Holly Cartner, executive director of the
Europe and Central Asia Division
"What are Milosevic's Crimes?"

Dinah PoKempner, deputy general counsel
"Following the Chain of Command to Milosevic"

Reed Brody, advocacy director
"International Prosecutions: The Growing Trend"

For more information, please call Skye Donald at 216-1832

May 26, 1999
Kosovo Flash #42
FOR IMMEDIATE RELEASE

For further information contact:
Holly Cartner (New York): 1-212-216-1277
Jean-Paul Marthoz (Brussels): 322-736-7838

REPORTED MILOSEVIC INDICTMENT WELCOMED

(New York, May 26,1999) -- Human Rights Watch today  applauded the
reported indictment of Yugoslav President Slobodan Milosevic by
the United Nations International Criminal Tribunal for the Former
Yugoslavia.

"It's about time Milosevic was indicted," said Holly Cartner, Executive
Director of the Europe and Central Asia division of Human Rights Watch.
"His troops are committing crimes against humanity in Kosovo as we
speak. But he must also be held accountable for other terrible deeds:
Vukovar, Sarajevo, Srebrenica -- the list goes on and on.  This
indictment is particularly important because it shows that no political
leader -- even if still in office -- is immune from prosecution for
atrocities," added Cartner.

Throughout the wars in the former Yugoslavia -- from Slovenia and
Croatia in the summer of 1991 to the end of the war in Bosnia-Hercegovina
in 1995 -- Human Rights Watch documented the systematic slaughter,
mutilation, rape and forced displacement of the civilian population
by Milosevic's troops. In the worst single atrocity during the war
in Bosnia-Hercegovina, as many as 7,000 Bosniak inhabitants were
slaughtered by Bosnian Serb forces following the fall of Srebrenica
on July 11, 1995.  Again in Kosovo, beginning in 1998 and continuing
to the present, there is abundant evidence that Yugoslav Army and
Serb special police units under Milosevic's political leadership
have been responsible for widespread atrocities, including the
summary execution of civilians, massacres, rape, destruction of
civilian property, and systematic "ethnic cleansing" of the region.
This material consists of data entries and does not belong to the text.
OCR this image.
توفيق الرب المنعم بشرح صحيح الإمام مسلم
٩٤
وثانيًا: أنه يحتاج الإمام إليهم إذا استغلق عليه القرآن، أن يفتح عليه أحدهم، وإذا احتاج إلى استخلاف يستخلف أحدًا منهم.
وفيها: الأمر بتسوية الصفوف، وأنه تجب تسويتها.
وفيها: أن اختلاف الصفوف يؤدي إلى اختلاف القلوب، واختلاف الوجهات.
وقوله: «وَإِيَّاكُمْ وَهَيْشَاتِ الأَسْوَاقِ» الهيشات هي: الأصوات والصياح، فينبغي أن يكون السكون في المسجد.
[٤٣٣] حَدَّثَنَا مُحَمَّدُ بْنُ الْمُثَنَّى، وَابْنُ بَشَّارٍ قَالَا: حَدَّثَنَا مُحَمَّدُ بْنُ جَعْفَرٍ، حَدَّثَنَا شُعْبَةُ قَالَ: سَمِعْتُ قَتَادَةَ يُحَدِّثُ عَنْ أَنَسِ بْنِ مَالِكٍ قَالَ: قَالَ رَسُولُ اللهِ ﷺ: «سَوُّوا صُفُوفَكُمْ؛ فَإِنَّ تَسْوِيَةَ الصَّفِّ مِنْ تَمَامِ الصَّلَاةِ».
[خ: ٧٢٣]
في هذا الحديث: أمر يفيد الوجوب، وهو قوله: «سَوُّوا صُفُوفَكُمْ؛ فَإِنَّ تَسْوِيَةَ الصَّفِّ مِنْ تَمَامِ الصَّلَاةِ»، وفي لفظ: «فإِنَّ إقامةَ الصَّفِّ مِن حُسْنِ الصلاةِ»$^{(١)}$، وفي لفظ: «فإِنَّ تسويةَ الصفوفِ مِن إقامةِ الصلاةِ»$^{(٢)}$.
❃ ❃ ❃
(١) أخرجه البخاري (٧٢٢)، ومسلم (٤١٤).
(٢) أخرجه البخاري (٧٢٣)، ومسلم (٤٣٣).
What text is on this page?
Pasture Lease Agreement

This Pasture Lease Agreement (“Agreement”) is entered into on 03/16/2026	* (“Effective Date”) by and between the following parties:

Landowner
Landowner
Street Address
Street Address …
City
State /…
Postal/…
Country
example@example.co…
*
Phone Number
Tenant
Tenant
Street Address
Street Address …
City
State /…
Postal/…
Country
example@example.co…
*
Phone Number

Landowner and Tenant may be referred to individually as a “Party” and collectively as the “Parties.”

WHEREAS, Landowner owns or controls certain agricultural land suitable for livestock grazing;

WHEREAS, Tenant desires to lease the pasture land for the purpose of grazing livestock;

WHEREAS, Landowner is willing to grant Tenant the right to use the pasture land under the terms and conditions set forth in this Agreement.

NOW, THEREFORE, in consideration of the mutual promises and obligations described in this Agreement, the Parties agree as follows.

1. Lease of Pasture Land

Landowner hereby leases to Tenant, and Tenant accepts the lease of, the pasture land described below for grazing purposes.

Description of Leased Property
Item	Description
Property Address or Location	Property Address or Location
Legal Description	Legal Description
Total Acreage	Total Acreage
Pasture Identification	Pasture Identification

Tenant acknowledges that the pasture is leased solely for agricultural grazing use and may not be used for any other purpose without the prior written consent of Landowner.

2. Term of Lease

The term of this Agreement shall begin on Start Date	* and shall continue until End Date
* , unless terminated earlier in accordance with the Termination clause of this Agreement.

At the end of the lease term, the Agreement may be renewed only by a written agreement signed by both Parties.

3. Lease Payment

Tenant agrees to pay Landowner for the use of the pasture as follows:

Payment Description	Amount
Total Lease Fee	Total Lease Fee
Cartner noted that even if Milosevic himself did not pull any triggers,
he could still be held criminally responsible for crimes committed by
people under his command. The Tribunal would have to show that he gave
the orders to commit the crimes, or that he failed to take necessary and
reasonable measures to prevent such acts or to punish the perpetrators.

Cartner rejected speculation that the reported indictment would make
the search for peace more difficult. She pointed out that the Dayton
Peace accords were signed in 1995, effectively ending the war in Bosnia,
even though the Tribunal had already indicted Bosnian Serb leaders
Radovan Karadzic and Ratko Mladic as war criminals.